Researchers digging in the Chiquihuite Cave, a high-altitude cave in Mexico, found evidence of stone tools that suggest people inhabited the site more than 33,000 years ago.
“This is a unique site. We’ve never seen anything like it before,” professor Tom Higham, the director of the Oxford Radiocarbon Accelerator Unit, told BBC News this week. “The stone-tool evidence is very, very compelling. Anyone can see that these are deliberately manufactured stone tools, and there are lots of them. The dating, which is my job, is robust. And so it’s a very exciting site to have been involved in.”

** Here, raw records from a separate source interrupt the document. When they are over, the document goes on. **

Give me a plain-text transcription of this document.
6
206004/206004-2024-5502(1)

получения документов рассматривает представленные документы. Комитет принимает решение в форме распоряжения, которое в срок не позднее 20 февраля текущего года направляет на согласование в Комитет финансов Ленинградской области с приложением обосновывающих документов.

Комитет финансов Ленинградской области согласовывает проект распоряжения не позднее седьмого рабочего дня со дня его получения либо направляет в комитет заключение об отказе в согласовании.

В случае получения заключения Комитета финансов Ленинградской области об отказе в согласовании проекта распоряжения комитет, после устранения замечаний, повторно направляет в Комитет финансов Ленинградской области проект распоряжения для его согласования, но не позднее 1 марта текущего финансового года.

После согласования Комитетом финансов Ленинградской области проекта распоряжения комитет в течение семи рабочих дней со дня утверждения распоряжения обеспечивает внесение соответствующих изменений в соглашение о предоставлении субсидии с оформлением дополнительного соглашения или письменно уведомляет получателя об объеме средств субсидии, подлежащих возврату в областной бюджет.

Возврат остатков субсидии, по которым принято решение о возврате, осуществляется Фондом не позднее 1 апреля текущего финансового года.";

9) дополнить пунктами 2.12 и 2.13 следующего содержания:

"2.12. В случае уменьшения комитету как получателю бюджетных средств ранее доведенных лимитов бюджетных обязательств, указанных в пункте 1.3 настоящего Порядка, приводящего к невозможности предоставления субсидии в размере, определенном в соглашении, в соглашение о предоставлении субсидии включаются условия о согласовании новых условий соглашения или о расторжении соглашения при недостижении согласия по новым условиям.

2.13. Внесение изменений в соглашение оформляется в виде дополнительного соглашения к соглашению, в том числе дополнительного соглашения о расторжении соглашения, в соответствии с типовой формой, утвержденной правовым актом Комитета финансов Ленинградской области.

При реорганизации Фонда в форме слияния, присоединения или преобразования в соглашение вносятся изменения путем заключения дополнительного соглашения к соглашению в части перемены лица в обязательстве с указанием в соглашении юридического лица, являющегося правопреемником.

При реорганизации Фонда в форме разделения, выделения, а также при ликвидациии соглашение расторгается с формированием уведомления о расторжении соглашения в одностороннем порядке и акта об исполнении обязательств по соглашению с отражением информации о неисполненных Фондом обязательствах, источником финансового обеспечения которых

The new findings question the long-held belief that the earliest humans in the Americas were the Clovis people, who used a land bridge from Siberia to Alaska during the last ice age. The Clovis theory became widely accepted among those in the scientific community, and many researchers rejected any claims that people may have lived in the Americas before the migration of big-game hunters from what is now present-day Russia.
But by the 1980s, scientists and researchers began to look again at the Clovis theory after evidence was found suggesting that a 14,500-year-old human presence existed in Monte Verde, Chile. The team of researchers used charcoal, sediment, and bone data to gauge the age of recovered materials, and the work was completed through a partnership between the University of Oxford in the United Kingdom and the Autonomous University of Zacatecas in Mexico.
Higham said the unique findings correlate to similar data uncovered in Brazil and said the discovery could rewrite the understanding of the history of the Americas.
“In Brazil, there are several sites where you have stone tools that look robust to me and are dated 26-30,000, similar dates to the Chiquihuite site,” Higham said. “This could be an important discovery that could stimulate new work to find other sites in the Americas that date to this period.”